Imagination/In Protest: The Body Invented Opening Reception

New York Live Arts Lobby
June 24, 6-8pm
On view: June 25th – September 6, 2026
Co-Curators: Dylan Richmond, Tyler Ashley, & Bjorn Amelan

New York Live Arts Artistic Director Bill T. Jones posed the following question during a conversation with Dread Scott at the 2025 launch of Fall of Freedom: 

 “Where is the imagination in protest?” 

We echoed this question to our community, initiating Live Arts’ premier group Pride exhibition and open call. We proudly invited artists Lola Flash and Beau McCall to anchor the show, as these trailblazers teach us to wield a force queer artists–– and queer folx–– have cultivated throughout generations: Imagination. 

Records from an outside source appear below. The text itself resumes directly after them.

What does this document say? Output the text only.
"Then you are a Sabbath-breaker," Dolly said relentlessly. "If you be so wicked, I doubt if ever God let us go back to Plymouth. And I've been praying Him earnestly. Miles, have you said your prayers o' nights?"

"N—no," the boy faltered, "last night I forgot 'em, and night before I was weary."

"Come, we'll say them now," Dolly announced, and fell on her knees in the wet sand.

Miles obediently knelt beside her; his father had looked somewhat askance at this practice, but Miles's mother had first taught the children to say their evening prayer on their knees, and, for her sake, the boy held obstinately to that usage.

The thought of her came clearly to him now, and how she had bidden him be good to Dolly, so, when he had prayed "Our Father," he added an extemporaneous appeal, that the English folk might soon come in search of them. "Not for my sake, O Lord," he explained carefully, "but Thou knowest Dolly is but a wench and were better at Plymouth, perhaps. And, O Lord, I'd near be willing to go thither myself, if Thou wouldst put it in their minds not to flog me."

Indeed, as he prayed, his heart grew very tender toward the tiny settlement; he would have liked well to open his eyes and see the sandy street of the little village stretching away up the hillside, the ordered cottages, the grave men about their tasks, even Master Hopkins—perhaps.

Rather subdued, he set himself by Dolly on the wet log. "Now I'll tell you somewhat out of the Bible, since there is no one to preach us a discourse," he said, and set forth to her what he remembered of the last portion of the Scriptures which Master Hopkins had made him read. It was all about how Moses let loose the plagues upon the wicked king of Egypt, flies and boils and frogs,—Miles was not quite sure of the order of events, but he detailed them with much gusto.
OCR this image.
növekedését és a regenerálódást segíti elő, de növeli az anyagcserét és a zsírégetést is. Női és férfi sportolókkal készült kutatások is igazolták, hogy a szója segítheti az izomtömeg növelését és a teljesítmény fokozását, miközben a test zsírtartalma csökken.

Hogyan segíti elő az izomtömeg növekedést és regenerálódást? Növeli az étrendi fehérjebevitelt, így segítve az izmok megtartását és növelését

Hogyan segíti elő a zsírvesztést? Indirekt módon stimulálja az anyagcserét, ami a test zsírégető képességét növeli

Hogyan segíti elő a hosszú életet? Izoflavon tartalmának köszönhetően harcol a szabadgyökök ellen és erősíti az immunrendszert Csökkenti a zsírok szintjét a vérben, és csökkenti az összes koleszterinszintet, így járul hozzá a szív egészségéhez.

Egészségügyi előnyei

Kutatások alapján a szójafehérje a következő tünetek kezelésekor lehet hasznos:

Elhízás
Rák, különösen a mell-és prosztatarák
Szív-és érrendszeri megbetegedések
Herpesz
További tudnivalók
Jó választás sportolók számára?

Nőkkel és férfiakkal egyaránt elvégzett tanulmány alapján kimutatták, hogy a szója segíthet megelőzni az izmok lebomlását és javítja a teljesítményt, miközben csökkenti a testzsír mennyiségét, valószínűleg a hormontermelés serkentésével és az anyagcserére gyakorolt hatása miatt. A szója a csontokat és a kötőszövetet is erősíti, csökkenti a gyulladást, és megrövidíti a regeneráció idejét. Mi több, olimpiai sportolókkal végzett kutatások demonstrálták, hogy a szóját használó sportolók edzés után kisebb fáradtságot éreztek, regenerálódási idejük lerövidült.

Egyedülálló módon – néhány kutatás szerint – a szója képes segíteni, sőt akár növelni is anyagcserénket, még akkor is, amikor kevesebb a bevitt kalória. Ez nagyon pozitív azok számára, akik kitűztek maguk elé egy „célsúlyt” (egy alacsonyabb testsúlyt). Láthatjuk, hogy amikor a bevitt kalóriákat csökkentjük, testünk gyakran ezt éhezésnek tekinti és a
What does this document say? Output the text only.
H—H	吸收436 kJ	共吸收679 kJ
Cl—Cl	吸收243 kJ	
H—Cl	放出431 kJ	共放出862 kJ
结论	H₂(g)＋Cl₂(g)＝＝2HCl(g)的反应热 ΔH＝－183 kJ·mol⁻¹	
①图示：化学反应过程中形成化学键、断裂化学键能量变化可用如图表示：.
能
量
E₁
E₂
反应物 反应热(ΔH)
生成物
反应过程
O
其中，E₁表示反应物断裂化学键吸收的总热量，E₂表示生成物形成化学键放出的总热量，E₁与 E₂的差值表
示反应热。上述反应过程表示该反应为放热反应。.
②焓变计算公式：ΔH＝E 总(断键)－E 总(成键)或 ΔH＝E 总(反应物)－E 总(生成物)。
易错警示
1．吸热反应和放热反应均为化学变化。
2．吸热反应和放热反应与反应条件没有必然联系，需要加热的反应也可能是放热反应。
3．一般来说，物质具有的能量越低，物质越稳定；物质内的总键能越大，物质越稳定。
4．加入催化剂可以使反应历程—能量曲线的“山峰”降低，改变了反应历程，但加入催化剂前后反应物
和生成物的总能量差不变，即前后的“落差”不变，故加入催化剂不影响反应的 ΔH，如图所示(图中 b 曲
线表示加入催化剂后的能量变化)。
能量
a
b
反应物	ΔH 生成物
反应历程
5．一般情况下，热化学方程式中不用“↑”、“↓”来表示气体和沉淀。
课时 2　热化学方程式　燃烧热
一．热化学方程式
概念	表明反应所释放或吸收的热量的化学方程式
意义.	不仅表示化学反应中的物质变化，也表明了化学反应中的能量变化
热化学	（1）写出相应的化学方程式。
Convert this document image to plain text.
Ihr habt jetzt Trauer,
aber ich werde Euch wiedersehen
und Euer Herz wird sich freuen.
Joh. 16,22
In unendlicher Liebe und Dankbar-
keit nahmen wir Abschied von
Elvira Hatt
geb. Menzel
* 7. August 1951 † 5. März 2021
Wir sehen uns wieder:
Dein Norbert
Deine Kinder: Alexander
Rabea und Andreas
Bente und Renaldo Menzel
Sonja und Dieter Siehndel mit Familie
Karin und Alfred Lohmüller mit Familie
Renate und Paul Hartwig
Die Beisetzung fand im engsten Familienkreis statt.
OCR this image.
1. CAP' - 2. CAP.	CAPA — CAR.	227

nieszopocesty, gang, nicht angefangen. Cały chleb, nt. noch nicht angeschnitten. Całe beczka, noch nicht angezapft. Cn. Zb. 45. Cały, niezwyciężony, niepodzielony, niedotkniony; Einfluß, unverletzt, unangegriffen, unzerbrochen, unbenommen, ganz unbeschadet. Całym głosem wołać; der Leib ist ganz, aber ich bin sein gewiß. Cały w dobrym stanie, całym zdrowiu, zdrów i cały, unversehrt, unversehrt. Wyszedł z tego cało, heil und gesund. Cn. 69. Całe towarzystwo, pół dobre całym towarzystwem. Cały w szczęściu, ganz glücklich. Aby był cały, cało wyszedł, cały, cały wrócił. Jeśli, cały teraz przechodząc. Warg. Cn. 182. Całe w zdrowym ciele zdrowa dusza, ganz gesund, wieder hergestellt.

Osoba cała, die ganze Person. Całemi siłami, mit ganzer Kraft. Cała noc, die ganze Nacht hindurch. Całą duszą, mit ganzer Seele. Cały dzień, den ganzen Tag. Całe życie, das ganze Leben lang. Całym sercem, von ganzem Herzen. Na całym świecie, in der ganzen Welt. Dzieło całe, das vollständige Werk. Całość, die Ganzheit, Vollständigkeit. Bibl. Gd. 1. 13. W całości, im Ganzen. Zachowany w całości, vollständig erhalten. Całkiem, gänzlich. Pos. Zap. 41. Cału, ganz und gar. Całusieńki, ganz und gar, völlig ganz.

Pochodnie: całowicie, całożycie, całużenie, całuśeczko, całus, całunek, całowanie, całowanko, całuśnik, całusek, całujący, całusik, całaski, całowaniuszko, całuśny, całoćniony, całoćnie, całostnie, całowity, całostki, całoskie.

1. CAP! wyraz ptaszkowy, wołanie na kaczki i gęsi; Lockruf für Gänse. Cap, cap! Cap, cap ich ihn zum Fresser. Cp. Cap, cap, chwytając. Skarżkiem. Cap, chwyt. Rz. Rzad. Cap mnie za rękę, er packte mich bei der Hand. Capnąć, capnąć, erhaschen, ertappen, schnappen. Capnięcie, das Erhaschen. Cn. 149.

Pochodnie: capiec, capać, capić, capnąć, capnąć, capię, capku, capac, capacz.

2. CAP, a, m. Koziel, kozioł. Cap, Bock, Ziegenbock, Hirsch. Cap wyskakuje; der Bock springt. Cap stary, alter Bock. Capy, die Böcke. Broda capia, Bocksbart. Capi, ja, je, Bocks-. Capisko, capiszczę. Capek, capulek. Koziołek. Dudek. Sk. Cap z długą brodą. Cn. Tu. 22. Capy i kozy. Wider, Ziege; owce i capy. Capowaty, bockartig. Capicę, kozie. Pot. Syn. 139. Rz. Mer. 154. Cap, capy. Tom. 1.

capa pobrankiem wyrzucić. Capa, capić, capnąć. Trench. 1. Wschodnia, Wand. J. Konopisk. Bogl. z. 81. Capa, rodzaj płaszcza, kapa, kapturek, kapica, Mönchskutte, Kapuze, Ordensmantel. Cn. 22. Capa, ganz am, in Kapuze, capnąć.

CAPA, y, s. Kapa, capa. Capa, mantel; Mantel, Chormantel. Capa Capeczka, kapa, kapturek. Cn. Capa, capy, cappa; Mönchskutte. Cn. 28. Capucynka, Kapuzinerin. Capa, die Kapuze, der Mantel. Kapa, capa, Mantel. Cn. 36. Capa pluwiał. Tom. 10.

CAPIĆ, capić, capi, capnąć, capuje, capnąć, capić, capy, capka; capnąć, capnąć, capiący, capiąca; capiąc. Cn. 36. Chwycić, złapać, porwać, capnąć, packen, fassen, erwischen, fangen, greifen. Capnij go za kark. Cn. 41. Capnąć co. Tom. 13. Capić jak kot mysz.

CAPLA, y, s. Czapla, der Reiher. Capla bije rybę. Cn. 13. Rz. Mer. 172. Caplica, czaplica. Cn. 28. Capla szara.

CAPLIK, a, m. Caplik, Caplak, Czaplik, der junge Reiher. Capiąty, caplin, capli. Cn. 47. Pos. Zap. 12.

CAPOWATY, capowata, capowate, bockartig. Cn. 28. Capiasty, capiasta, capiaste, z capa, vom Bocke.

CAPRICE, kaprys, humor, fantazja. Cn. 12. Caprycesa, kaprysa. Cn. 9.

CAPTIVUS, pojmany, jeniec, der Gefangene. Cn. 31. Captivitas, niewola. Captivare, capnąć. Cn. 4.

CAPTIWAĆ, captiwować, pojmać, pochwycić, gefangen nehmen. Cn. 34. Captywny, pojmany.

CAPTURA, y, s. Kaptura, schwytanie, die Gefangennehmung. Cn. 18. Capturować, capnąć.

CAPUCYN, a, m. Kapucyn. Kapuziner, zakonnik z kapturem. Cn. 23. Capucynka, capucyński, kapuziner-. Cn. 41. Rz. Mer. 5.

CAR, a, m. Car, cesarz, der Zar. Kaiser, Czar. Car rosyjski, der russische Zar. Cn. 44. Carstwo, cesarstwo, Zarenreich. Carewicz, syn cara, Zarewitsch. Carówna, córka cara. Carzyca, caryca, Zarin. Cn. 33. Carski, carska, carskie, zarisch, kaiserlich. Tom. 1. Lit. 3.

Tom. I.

As artists part of an organization built on decades of service to body-based investigation, we were delighted that the majority of submissions engaged portraiture. Through a diversity of methodologies, the six selected artists reach beyond their mediums into space itself, speaking both to the viewer and, somehow, each other.

Harlem-born Black queer poet, public scholar, and activist June Jordan said, “I have always had to invent the power my freedom requires.” Each of the works in this exhibition–– whether demanding attention or softly compelling the eye, interrogating the shape of presence or not appearing to be a figure at all–– unabashedly realizes the body itself as a source of power in queer protest and creative expression.   

In considering the power that freedom requires, freedom also requires all of us. These artists answered where the imagination in protest brims; now we ask the same of you.